A lot of business owners are afraid to even try to get a loan, because they are afraid that if they get turned down it will be bad for their business fundability in the future. Nothing ventured, nothing gained is an old adage that fits pretty well here. Yes, it can damage your business credit a bit if you are turned down, but you won't get the advantages of having the extra money if you never apply.
It's not just a Boy Scout motto; it's a business way of life. Always be prepared. Read up on prepping for a loan application within the profit and growth section of the Business Fundability System. You will also find a lot of information on what you can do to get funding for your business if you are turned down for a loan.
Not The End of the World
People get turned down for loans all the time. Whether you are applying for personal loans or business loans, getting turned down is always a possibility. It isn't the end of the world. It's not even the end of the road. You can still go somewhere else, and you may have better luck with a different lender.
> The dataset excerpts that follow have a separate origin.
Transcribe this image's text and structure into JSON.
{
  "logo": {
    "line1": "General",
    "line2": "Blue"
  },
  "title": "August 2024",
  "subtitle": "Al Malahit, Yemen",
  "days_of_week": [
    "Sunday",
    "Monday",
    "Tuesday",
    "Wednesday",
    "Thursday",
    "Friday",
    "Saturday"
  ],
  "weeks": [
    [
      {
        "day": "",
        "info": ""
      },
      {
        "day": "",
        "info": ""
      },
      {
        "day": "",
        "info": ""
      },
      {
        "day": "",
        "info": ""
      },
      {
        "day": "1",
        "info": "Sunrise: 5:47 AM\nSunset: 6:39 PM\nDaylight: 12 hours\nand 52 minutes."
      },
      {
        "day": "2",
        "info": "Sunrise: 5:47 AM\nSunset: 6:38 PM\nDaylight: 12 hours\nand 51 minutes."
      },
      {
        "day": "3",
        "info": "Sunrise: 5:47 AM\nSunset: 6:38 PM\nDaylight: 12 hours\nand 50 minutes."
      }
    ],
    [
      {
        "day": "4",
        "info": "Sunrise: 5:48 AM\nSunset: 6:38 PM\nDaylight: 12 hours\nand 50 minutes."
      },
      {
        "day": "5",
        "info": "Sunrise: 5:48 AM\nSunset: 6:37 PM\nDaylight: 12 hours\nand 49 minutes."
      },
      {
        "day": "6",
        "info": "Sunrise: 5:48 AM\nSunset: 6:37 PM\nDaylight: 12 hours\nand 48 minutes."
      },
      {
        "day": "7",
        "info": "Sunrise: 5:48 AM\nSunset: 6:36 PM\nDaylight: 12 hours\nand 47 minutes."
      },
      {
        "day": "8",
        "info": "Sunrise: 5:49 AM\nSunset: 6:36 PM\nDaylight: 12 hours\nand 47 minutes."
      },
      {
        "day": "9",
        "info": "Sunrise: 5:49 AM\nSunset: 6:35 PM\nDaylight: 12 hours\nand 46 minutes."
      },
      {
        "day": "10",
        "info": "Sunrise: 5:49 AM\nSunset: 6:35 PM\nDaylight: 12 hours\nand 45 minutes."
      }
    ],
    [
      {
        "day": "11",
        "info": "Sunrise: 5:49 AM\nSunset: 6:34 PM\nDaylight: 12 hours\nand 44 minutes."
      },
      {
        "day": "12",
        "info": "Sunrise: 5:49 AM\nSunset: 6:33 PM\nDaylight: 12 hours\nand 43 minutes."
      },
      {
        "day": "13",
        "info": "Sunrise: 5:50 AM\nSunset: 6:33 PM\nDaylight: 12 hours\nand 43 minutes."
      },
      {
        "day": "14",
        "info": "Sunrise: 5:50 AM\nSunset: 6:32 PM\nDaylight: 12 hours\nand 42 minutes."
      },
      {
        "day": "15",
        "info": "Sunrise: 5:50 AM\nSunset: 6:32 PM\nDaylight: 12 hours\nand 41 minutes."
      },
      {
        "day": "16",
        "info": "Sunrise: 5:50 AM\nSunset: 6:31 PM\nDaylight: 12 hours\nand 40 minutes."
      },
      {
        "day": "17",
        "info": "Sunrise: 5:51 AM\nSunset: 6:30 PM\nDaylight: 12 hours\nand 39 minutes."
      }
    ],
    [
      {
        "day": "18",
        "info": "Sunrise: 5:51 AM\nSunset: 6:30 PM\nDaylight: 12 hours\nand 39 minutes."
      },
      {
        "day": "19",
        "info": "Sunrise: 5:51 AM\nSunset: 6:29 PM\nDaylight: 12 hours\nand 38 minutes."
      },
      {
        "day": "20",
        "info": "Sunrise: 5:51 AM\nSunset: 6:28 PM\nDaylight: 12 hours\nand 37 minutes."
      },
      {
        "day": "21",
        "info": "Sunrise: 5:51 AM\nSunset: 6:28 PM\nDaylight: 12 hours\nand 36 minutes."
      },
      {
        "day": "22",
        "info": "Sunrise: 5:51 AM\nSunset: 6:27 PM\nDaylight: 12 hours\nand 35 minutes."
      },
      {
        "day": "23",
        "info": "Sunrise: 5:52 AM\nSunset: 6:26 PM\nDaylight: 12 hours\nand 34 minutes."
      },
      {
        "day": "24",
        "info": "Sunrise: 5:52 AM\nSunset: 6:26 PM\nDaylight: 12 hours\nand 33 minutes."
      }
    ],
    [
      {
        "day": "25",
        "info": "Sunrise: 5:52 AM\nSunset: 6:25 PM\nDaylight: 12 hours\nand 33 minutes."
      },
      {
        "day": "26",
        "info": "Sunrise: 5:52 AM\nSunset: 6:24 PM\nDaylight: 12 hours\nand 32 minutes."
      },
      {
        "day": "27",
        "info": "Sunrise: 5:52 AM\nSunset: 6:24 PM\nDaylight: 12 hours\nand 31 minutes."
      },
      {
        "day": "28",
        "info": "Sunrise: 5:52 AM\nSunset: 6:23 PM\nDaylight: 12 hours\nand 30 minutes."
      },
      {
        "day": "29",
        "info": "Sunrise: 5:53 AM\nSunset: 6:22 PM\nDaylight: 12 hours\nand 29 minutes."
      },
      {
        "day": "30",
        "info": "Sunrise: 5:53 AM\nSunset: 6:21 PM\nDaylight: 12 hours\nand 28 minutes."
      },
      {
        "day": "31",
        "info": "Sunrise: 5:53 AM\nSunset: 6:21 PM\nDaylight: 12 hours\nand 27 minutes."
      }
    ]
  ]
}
Before you step out of the first lender's door and walk down the street to the next one, however, take a good long, honest look at your business fundability and the preparation you have done to make sure it really is up to par.
When it Hurts
Do not apply for loan after loan when you keep getting turned down. Just like in your personal credit having too many rejections will begin to weigh you down. Not only will it look worse and worse with each lender you approach, it will also hamper your business relationships and may even hurt you with consumers. Remember that unlike personal credit scores, your business credit report is a matter of public record. Other business often check the business credit of a company they are considering doing business with to make sure they are stable. Savvy consumers are also learning to check into a business' financial stability before getting involved with them as well. Keep your record as clean as you can.
If you have been turned down by two or three lenders, you can still look for funds through less traditional means. Venture capitalists, private lending from friends or family and even grants may be options for you when your business fundability isn't strong enough to support a bank loan.